Sunday 21 September 2014

Signs of an Incoming Storm

With plans coming together for storm birding tomorrow, I was planning to sit down and work on my research project this afternoon. After two hours I got a message from Ian who was planning to check out Cape St. Francis in the afternoon. CSF is easily one of the most under-birded locations along the Eastern avalon and I've made it my intent to put it on the birding map since I moved back to NFLD in 2013. I've now visited 12 times, and have seen Great Skua on two visits, several jaegers, 3 Northern Wheatears, and a hornemanni's Hoary Redpoll! Although we didn't see any real rarities today we did have the opportunity to a close study of two adult Red Phalaropes.

During a 30 minute sea watch we saw about 100 phalaropes flying in all directions, and another 100 feeding on the ocean surface. Despite the strong offshore winds several were flying right by the point giving exceptional views. On one occasion an adult Red Phalarope and one juvenile Red-necked Phalarope flew by giving good looks at their different sizes and general upper-side coloration (a juvenile RNPH is quite dark).
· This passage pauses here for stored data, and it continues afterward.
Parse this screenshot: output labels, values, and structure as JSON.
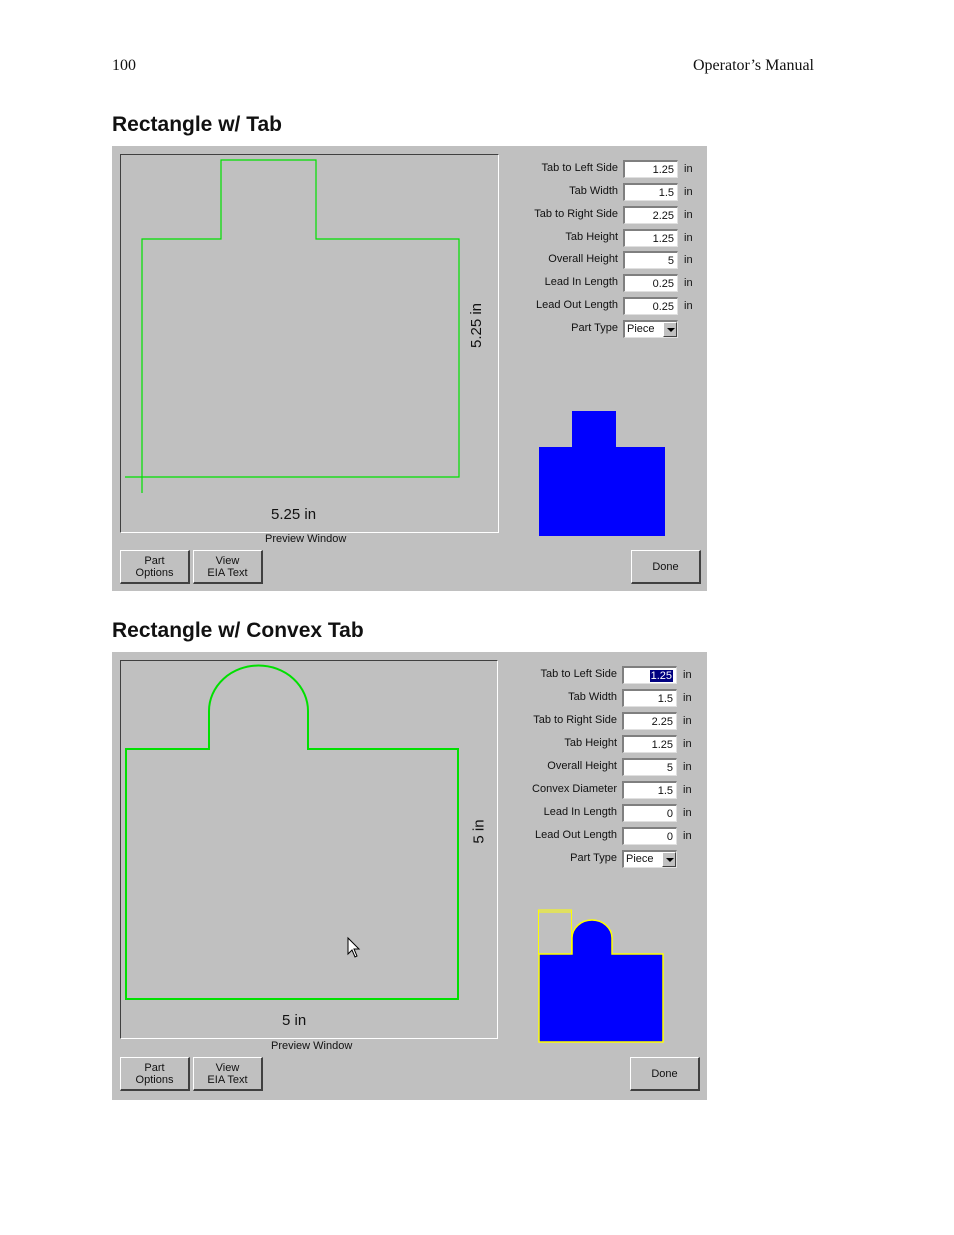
{
  "header": {
    "page_number": "100",
    "manual_title": "Operator’s Manual"
  },
  "sections": [
    {
      "heading": "Rectangle w/ Tab",
      "preview": {
        "width_label": "5.25 in",
        "height_label": "5.25 in",
        "caption": "Preview Window"
      },
      "params": [
        {
          "label": "Tab to Left Side",
          "value": "1.25",
          "unit": "in"
        },
        {
          "label": "Tab Width",
          "value": "1.5",
          "unit": "in"
        },
        {
          "label": "Tab to Right Side",
          "value": "2.25",
          "unit": "in"
        },
        {
          "label": "Tab Height",
          "value": "1.25",
          "unit": "in"
        },
        {
          "label": "Overall Height",
          "value": "5",
          "unit": "in"
        },
        {
          "label": "Lead In Length",
          "value": "0.25",
          "unit": "in"
        },
        {
          "label": "Lead Out Length",
          "value": "0.25",
          "unit": "in"
        }
      ],
      "part_type": {
        "label": "Part Type",
        "value": "Piece"
      },
      "buttons": {
        "part_options_1": "Part",
        "part_options_2": "Options",
        "view_eia_1": "View",
        "view_eia_2": "EIA Text",
        "done": "Done"
      },
      "colors": {
        "outline": "#00e000",
        "thumbnail": "#0000ff",
        "panel": "#c0c0c0"
      }
    },
    {
      "heading": "Rectangle w/ Convex Tab",
      "preview": {
        "width_label": "5 in",
        "height_label": "5 in",
        "caption": "Preview Window"
      },
      "params": [
        {
          "label": "Tab to Left Side",
          "value": "1.25",
          "unit": "in",
          "selected": true
        },
        {
          "label": "Tab Width",
          "value": "1.5",
          "unit": "in"
        },
        {
          "label": "Tab to Right Side",
          "value": "2.25",
          "unit": "in"
        },
        {
          "label": "Tab Height",
          "value": "1.25",
          "unit": "in"
        },
        {
          "label": "Overall Height",
          "value": "5",
          "unit": "in"
        },
        {
          "label": "Convex Diameter",
          "value": "1.5",
          "unit": "in"
        },
        {
          "label": "Lead In Length",
          "value": "0",
          "unit": "in"
        },
        {
          "label": "Lead Out Length",
          "value": "0",
          "unit": "in"
        }
      ],
      "part_type": {
        "label": "Part Type",
        "value": "Piece"
      },
      "buttons": {
        "part_options_1": "Part",
        "part_options_2": "Options",
        "view_eia_1": "View",
        "view_eia_2": "EIA Text",
        "done": "Done"
      },
      "colors": {
        "outline": "#00e000",
        "thumbnail": "#0000ff",
        "highlight": "#ffff00",
        "panel": "#c0c0c0"
      }
    }
  ],
  "icons": [
    "mouse-pointer-icon",
    "dropdown-arrow-icon"
  ]
}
Would have made for a great comparison photo!

On our walk back to the car we noticed 2 Red Phalaropes clinging to the cliff feeding on invertebrates. A behaviour I've never seen before, and I suspect is partly associated with the strong offshore winds. These birds found this sheltered cove and an abundance of food and broke the rules to capitalize on an unexploited niche.

They appeared to be inexperienced cliffside feeders, looking very out of place, especially considering their webbed feet!

Pale base on a relatively thick bill is probably the most reliable way to identify this species in the winter. Although these ones aren't completely into their non-breeding plumage, they are getting there.

 They really are tiny birds. With the sun behind you they glisten against the dark ocean background and can be visible from several kilometres away.

Also had great looks at an adult Goshawk this morning before sunrise!


Hopes are high for a seabird show tomorrow. The storm is straight from the South punching out at 100km/h +

Storms from this direction are basically unexplored from a birding point of view in Newfoundland. I can only recall reading about one such event that got birded (see post here) - which ended up being an enviable day. Expectations are high that tomorrow will deliver.